Il sesso è onnipresente nelle delicate poesie di Penna. Ai critici che, pur trovando di grande valore artistico la sua opera, giudicavano “sconveniente” la sua insistenza sul tema del sesso omosessuale, Penna ribatté con versi di sfida: “Il problema sessuale / prende tutta la mia vita. / Sarà un bene o sarà un male/ mi domando ad ogni uscita”.

Le stagioni, il tempo, le esperienze, sono circoscritte da direzioni infinite entro le quali si muove la sua poesia e il movimento vitale dell’amore. Il movimento è ricerca continua e nomade di ogni possibilità di osare, di amare. Il sentimento del battere, che ogni omosessuale ben conosce. Anche se oggi si finge di no. Ma la nostra sessualità è questo. Siamo liberi. Non dobbiamo incasellarci. Rivoglio tutti i vecchi simboli del Movimento, rivoglio la libera sessualità, il poterla vivere senza essere aggredito o dovermi conformare ad un pensiero etero che mai non è stato il pensiero omosessuale. [ottavo svarione]

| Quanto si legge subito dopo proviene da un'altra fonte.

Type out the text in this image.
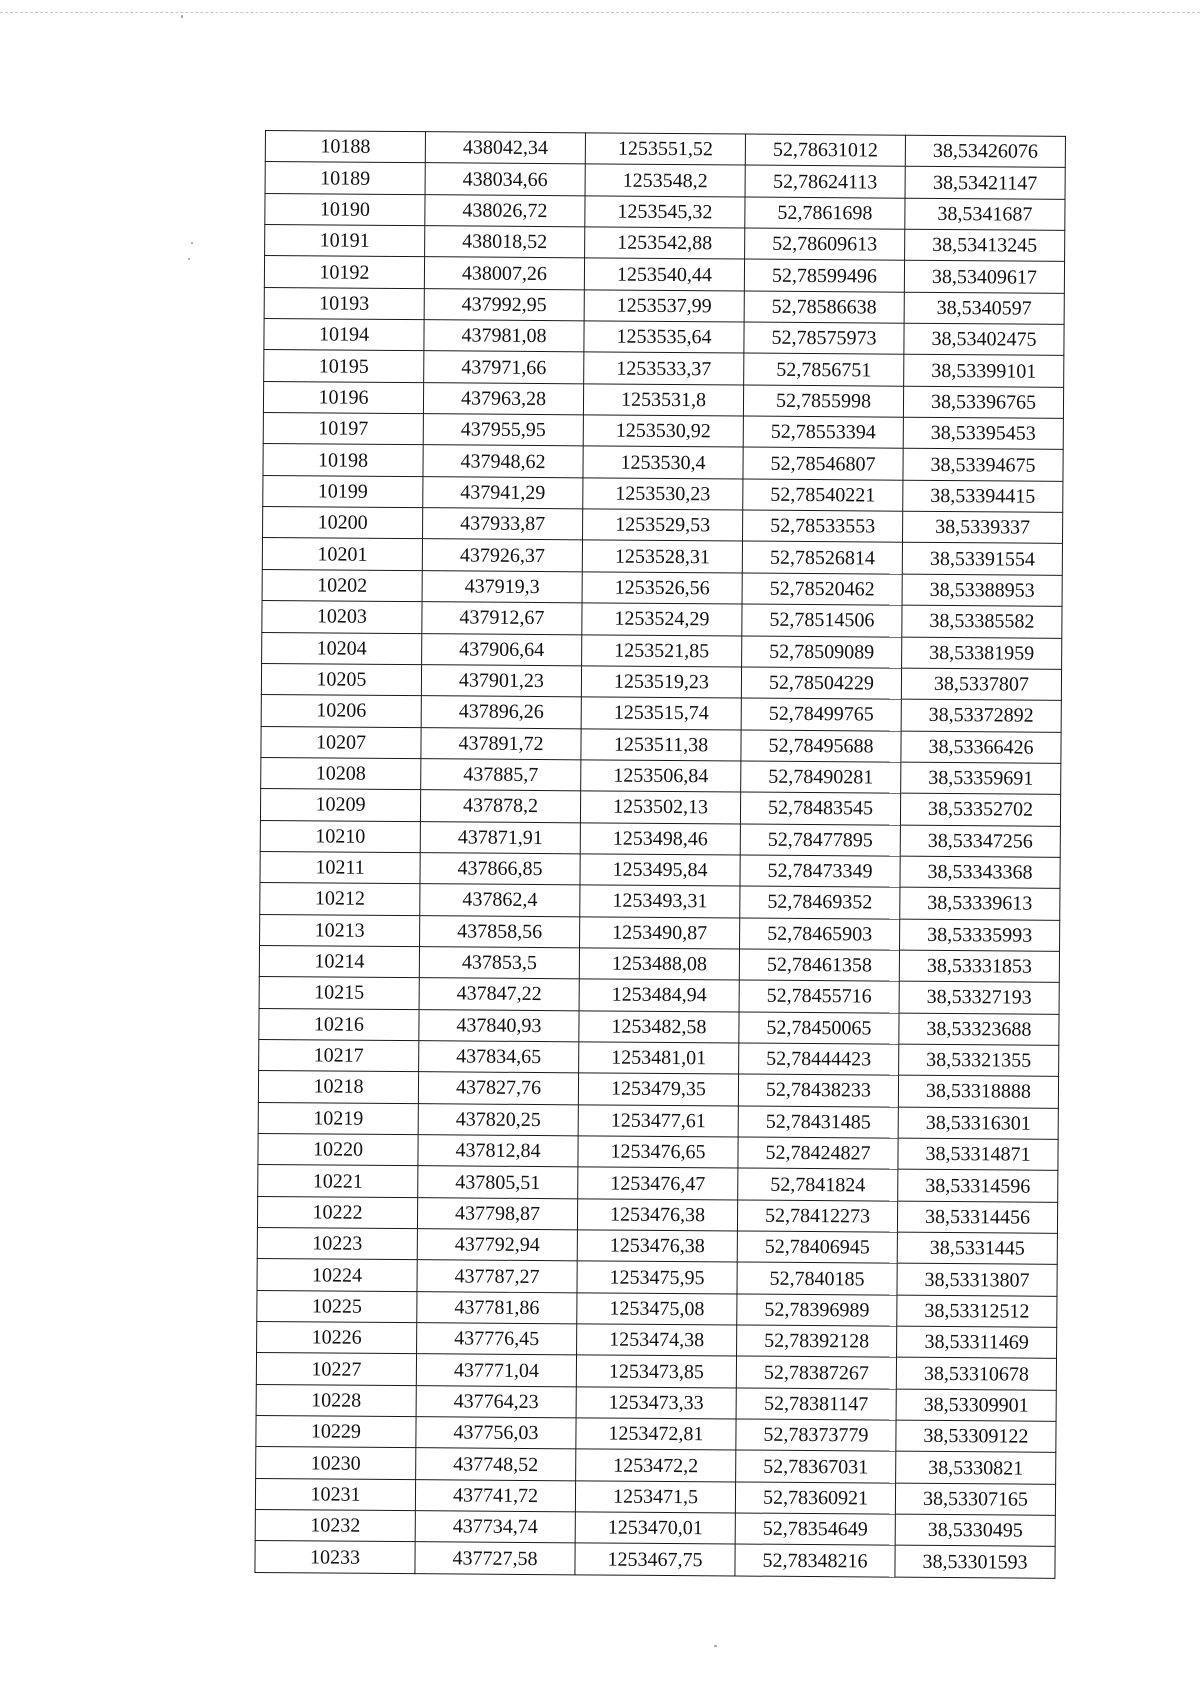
10188	438042,34	1253551,52	52,78631012	38,53426076
10189	438034,66	1253548,2	52,78624113	38,53421147
10190	438026,72	1253545,32	52,7861698	38,5341687
10191	438018,52	1253542,88	52,78609613	38,53413245
10192	438007,26	1253540,44	52,78599496	38,53409617
10193	437992,95	1253537,99	52,78586638	38,5340597
10194	437981,08	1253535,64	52,78575973	38,53402475
10195	437971,66	1253533,37	52,7856751	38,53399101
10196	437963,28	1253531,8	52,7855998	38,53396765
10197	437955,95	1253530,92	52,78553394	38,53395453
10198	437948,62	1253530,4	52,78546807	38,53394675
10199	437941,29	1253530,23	52,78540221	38,53394415
10200	437933,87	1253529,53	52,78533553	38,5339337
10201	437926,37	1253528,31	52,78526814	38,53391554
10202	437919,3	1253526,56	52,78520462	38,53388953
10203	437912,67	1253524,29	52,78514506	38,53385582
10204	437906,64	1253521,85	52,78509089	38,53381959
10205	437901,23	1253519,23	52,78504229	38,5337807
10206	437896,26	1253515,74	52,78499765	38,53372892
10207	437891,72	1253511,38	52,78495688	38,53366426
10208	437885,7	1253506,84	52,78490281	38,53359691
10209	437878,2	1253502,13	52,78483545	38,53352702
10210	437871,91	1253498,46	52,78477895	38,53347256
10211	437866,85	1253495,84	52,78473349	38,53343368
10212	437862,4	1253493,31	52,78469352	38,53339613
10213	437858,56	1253490,87	52,78465903	38,53335993
10214	437853,5	1253488,08	52,78461358	38,53331853
10215	437847,22	1253484,94	52,78455716	38,53327193
10216	437840,93	1253482,58	52,78450065	38,53323688
10217	437834,65	1253481,01	52,78444423	38,53321355
10218	437827,76	1253479,35	52,78438233	38,53318888
10219	437820,25	1253477,61	52,78431485	38,53316301
10220	437812,84	1253476,65	52,78424827	38,53314871
10221	437805,51	1253476,47	52,7841824	38,53314596
10222	437798,87	1253476,38	52,78412273	38,53314456
10223	437792,94	1253476,38	52,78406945	38,5331445
10224	437787,27	1253475,95	52,7840185	38,53313807
10225	437781,86	1253475,08	52,78396989	38,53312512
10226	437776,45	1253474,38	52,78392128	38,53311469
10227	437771,04	1253473,85	52,78387267	38,53310678
10228	437764,23	1253473,33	52,78381147	38,53309901
10229	437756,03	1253472,81	52,78373779	38,53309122
10230	437748,52	1253472,2	52,78367031	38,5330821
10231	437741,72	1253471,5	52,78360921	38,53307165
10232	437734,74	1253470,01	52,78354649	38,5330495
10233	437727,58	1253467,75	52,78348216	38,53301593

L’influenza di Penna sui giovani omosessuali italiani dovrebbe essere  avvertibile in modo netto, al punto che non dovrebbe essere eccessivo poter parlare di un suo influsso “formatore” sulla pensiero gay italiano contemporaneo. Ma non è così, in questa italietta da poco. Fatta ancora oggi di restrizioni matrimoniali e nessun mutamento reale.

Vita e sensualità, sessualità e peccato sono una sola cosa per questo popolino dell’italico pensare odierno: “Forse la giovinezza è solo questo / perenne amare i sensi e non pentirsi”. E il rischio della propria visibile libertà è l’inevitabile conseguenza della necessità di “osare”, osare l’amore, la propria sessualità a qualsiasi costo. Senza compromessi: “Amore, amore / lieto disonore”. [ho perso il conto degli svarioni]

so che avrete da ridire, lo so, questo è il mio Sandro Penna, attualizzato, saluti, Bo.